E tenho tido muitas dessas. Tenho visto elas tão regularmente que não sei se ainda sei como faz pra escrever de fato. As escritas têm se tornado como personagens espectrais que habitam a narrativa e que agora sentam no banco de trás, mas quando eu olho no retrovisor, já não estão mais lá. E me acostumei a elas assim. Por isso não sei dizer, não parece caber aqui. Parece um desrespeito com esse ou esses fantasmas que me acompanham. E nao parece fazer sentido escolher um ou outro.

Apesar de tudo isso. Nos últimos tempos aprendi a me afeiçoar dos sonhos e isso não quero esquecer. E no meu sonho eu era assaltado, roubava a arma do assaltante e matava dois assaltantes e fugia fugia fugia fugia por ruas escuras e mal iluminadas com pessoas atrás de mim, pessoas me cercando, pessoas armando armadilhas pra me parar. E eu corria corria corria até encontrar o trilho do trem. E lá no trilho do trem tudo parava de me perseguir.
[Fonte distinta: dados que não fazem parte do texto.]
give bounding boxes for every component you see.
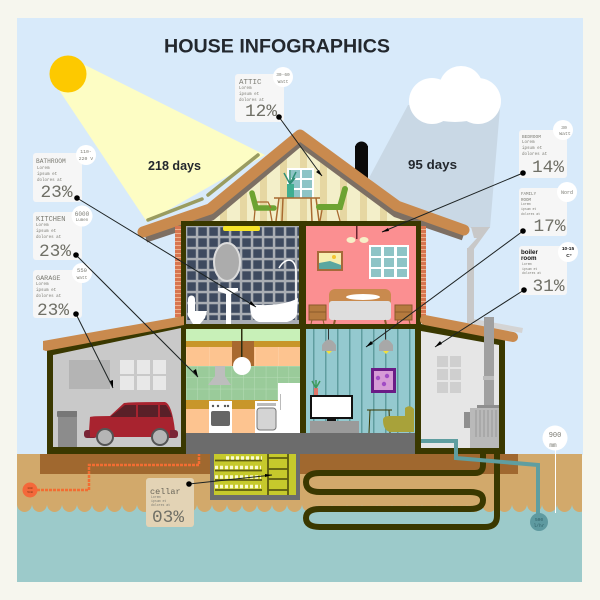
callout: bedroom: 30 (561, 125, 567, 131)
callout: bedroom: Watt (559, 131, 571, 137)
callout: attic: Watt (278, 79, 289, 85)
purple picture (371, 368, 396, 393)
label: rain days: 95 days (408, 157, 457, 172)
callout: kitchen: ipsum et (36, 229, 57, 234)
pendant lamp (233, 329, 251, 375)
sink (218, 288, 238, 324)
car (84, 402, 178, 445)
callout: bedroom: BEDROOM (522, 134, 541, 140)
plant (284, 170, 296, 198)
electric cable (37, 454, 199, 490)
main roof (143, 135, 464, 239)
leader dots (73, 114, 527, 487)
armchair (383, 406, 414, 432)
callout: garage (33, 263, 92, 321)
callout: boiler room: dolores at (522, 271, 541, 275)
bed (329, 289, 391, 324)
brick walls (175, 226, 426, 338)
callout: bathroom: Lorem (37, 167, 50, 171)
callout: kitchen: KITCHEN (36, 216, 65, 224)
table (274, 198, 320, 221)
bathtub (250, 298, 298, 322)
room: bathroom (186, 226, 299, 324)
callout: attic: 30-60 (276, 72, 290, 78)
shelves (215, 454, 288, 495)
callout: attic: ATTIC (239, 79, 262, 87)
callout: garage: Lorem (36, 283, 49, 287)
attic window (287, 168, 314, 198)
electric meter: 5kW (27, 490, 33, 494)
callout: cellar: cellar (150, 487, 181, 497)
label: sun days: 218 days (148, 158, 201, 173)
attic (180, 140, 424, 222)
callout: family room: 17% (534, 217, 566, 237)
callout: bathroom: 23% (40, 183, 73, 203)
callout: boiler room: 31% (532, 277, 565, 297)
callout: boiler room: Lorem (522, 262, 532, 266)
callout: kitchen: dolores at (36, 235, 62, 240)
callout: family room: dolores at (521, 212, 540, 216)
well gauge: 500 (535, 517, 543, 523)
garage roof (43, 316, 184, 351)
room: boiler room (421, 324, 505, 454)
window (369, 245, 409, 279)
jars (215, 458, 262, 486)
room: kitchen (186, 329, 300, 433)
wall panel (69, 360, 110, 389)
counter band (186, 400, 278, 409)
callout: kitchen (33, 206, 92, 262)
callout: kitchen: Lumen (76, 219, 89, 223)
callout: bathroom (33, 145, 96, 203)
lower wall (186, 409, 278, 433)
callout: boiler room (519, 242, 578, 297)
callout: bedroom (519, 120, 573, 178)
callout: boiler room: C° (566, 253, 572, 259)
stool (367, 410, 392, 433)
boiler roof (425, 320, 513, 337)
icon: cloud (409, 66, 501, 124)
well gauge: l/hr (534, 523, 545, 529)
callout: cellar: ipsum et (151, 499, 166, 503)
cellar (210, 454, 300, 500)
callout: cellar (146, 478, 194, 528)
arrow heads (110, 170, 442, 477)
water pipe (421, 441, 538, 515)
shower arm (279, 260, 296, 300)
gutter and downspout (467, 227, 490, 323)
electric meter: 100 (27, 487, 33, 490)
callout: kitchen: Lorem (36, 224, 49, 228)
callout: family room: FAMILY (521, 193, 537, 197)
gutter strip (474, 319, 523, 333)
house frame (181, 221, 421, 454)
top strip (186, 329, 300, 341)
trash bin (57, 411, 77, 447)
callout: boiler room: room (521, 255, 537, 262)
callout: cellar: 03% (152, 508, 184, 528)
water table (17, 505, 582, 582)
depth marker: mm (549, 442, 557, 449)
callout: garage: dolores at (36, 294, 62, 299)
title: HOUSE INFOGRAPHICS (164, 36, 390, 58)
boiler and flue (464, 317, 499, 448)
toilet (188, 296, 207, 324)
icon: chimney (355, 142, 368, 182)
upper cabinet band (186, 341, 300, 347)
tiled backsplash (186, 366, 300, 400)
callout: garage: GARAGE (36, 275, 60, 283)
callout: cellar: dolores at (151, 503, 170, 507)
pendant lamp right (379, 329, 393, 354)
washer (255, 401, 278, 433)
depth marker: 900 (549, 432, 561, 440)
callout: garage: 550 (77, 267, 87, 274)
window (437, 356, 461, 393)
callout: bathroom: ipsum et (37, 172, 58, 177)
television (310, 395, 353, 421)
callout: bedroom: 14% (532, 158, 564, 178)
callout: attic: dolores at (239, 98, 265, 103)
ground loop pipe (306, 454, 497, 527)
callout: bedroom: dolores at (522, 152, 548, 157)
rain beam (369, 105, 500, 228)
callout: bathroom: 220 V (79, 156, 93, 162)
callout: family room: ipsum et (521, 207, 536, 211)
floor strip (186, 320, 299, 324)
shelf unit (232, 341, 254, 367)
callout: family room (519, 182, 577, 237)
solar panels (148, 155, 258, 220)
plant (312, 380, 320, 397)
callout: boiler room: boiler (521, 249, 538, 256)
cooker hood (208, 366, 231, 385)
callout: bedroom: ipsum et (522, 146, 543, 151)
fridge (278, 383, 300, 433)
sky (17, 18, 583, 455)
chair right (319, 189, 345, 221)
callout: boiler room: ipsum et (522, 267, 537, 271)
foundation soil band (40, 454, 518, 474)
leader lines with arrows (76, 117, 524, 484)
depth marker (542, 426, 568, 513)
room: family room (306, 329, 415, 433)
tv stand (310, 421, 359, 433)
pendant lamp left (322, 329, 336, 354)
vertical partition cover (300, 329, 306, 433)
callout: garage: 23% (37, 301, 69, 321)
callout: garage: Watt (77, 275, 88, 281)
electric meter (22, 482, 38, 498)
callout: family room: ROOM (521, 199, 532, 203)
callout: attic: 12% (245, 102, 277, 122)
picture (317, 251, 343, 271)
callout: kitchen: 6000 (75, 211, 90, 218)
mirror (214, 243, 240, 281)
room: bedroom (306, 226, 416, 324)
soil (17, 454, 582, 514)
callout: family room: Nord (561, 190, 573, 196)
icon: sun (50, 56, 86, 92)
callout: kitchen: 23% (39, 242, 71, 262)
callout: garage: ipsum et (36, 288, 57, 293)
callout: boiler room: 10-15 (562, 246, 574, 252)
callout: bedroom: Lorem (522, 141, 535, 145)
chair left (252, 193, 274, 221)
callout: bathroom: 110- (80, 149, 92, 155)
oven (209, 401, 232, 433)
floor slab (186, 433, 415, 454)
window (120, 360, 166, 390)
well gauge (530, 513, 548, 531)
callout: attic (235, 67, 293, 122)
callout: bathroom: BATHROOM (36, 158, 66, 165)
nightstands (309, 305, 412, 324)
callout: bathroom: dolores at (37, 178, 63, 183)
callout: attic: Lorem (239, 87, 252, 91)
room: garage (47, 320, 186, 454)
callout: cellar: Lorem (151, 495, 161, 499)
sunlight beam (59, 65, 265, 222)
callout: attic: ipsum et (239, 92, 260, 97)
callout: family room: Lorem (521, 202, 531, 206)
ceiling light (223, 226, 260, 231)
chandelier (346, 226, 368, 243)
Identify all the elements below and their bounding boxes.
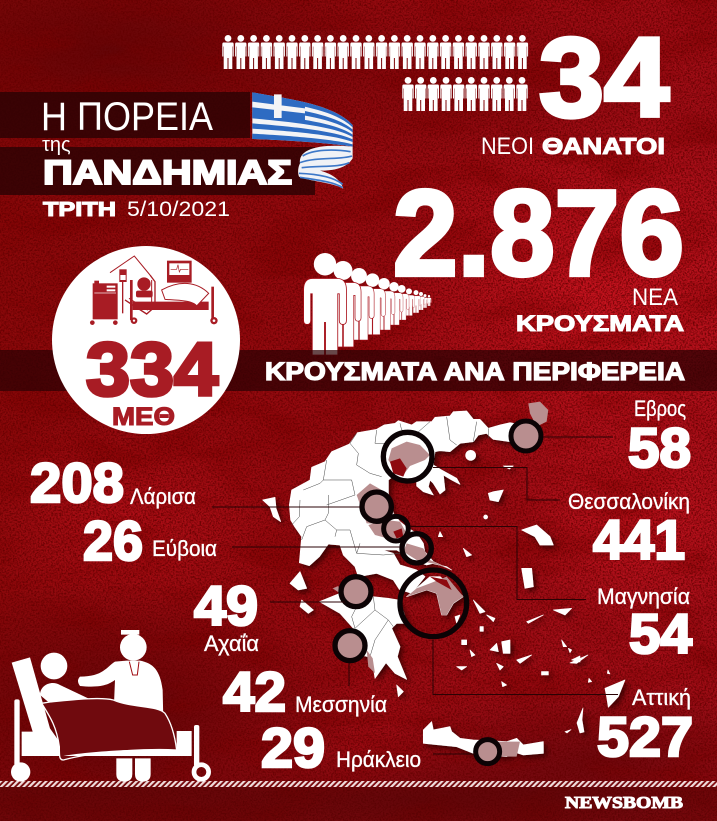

E eu tentando desvendar meu sonho acho claro que me sinto culpado por fazer o que em alguma medida é meu direito. Me sinto culpado por me defender. É o que meu sonho talvez me diga. E eu queria fugir desse lugar onde me defendo e preciso fugir e encontrar esse outro onde não há fuga.

E dessa vez desvendo meu sonho sozinho, como se eu tivesse esse poder que na verdade não sinto ter. E mais uma vez meu sonho se sonha pelas ruas. Correndo pelas ruas, fugindo pelas ruas, se escondendo pelas ruas, perseguindo ou explorando ruas, ficando perdido em ruas, tendo medo pelas ruas. São sempre as ruas.

E há pouco tempo descobri que há o orixá das ruas, das encruzilhadas, que habita as bordas, os entres. E achei fascinante. E tenho também isso no horizonte da minha mente como um escrito que não foi escrito. Há um mundo onde as ruas são tão importantes quanto nos sonhos. E quem sabe haja lá também um trilho do trem onde se habita sem precisar fugir.

Há lá também um outro que é todo calminho, e eu adoro ouvir falar desse, esse que quando nasce já vem defeituosinho, engual eu. Que vive a mais absoluta paz e que não foge. Não rouba arma, nao mata, não foge, não habita as ruas e não procura trilho de trem.

Eu adoro ouvir falar histórias e me lembro agora de uma sobre o trilho do trem. Me lembro de outra também. Me lembro também de ouvir muita história. Talvez lá dentro do meu sonho o trilho do trem tenha ficado cravado nas paredes da memória, junto com todo o resto, que me vem pelas ruas quando sonho, que me traz uma arma e me assalta quando sonho, que me persegue quando sonho.

Mas que quando acordo vira coisa escrita que não se escreve.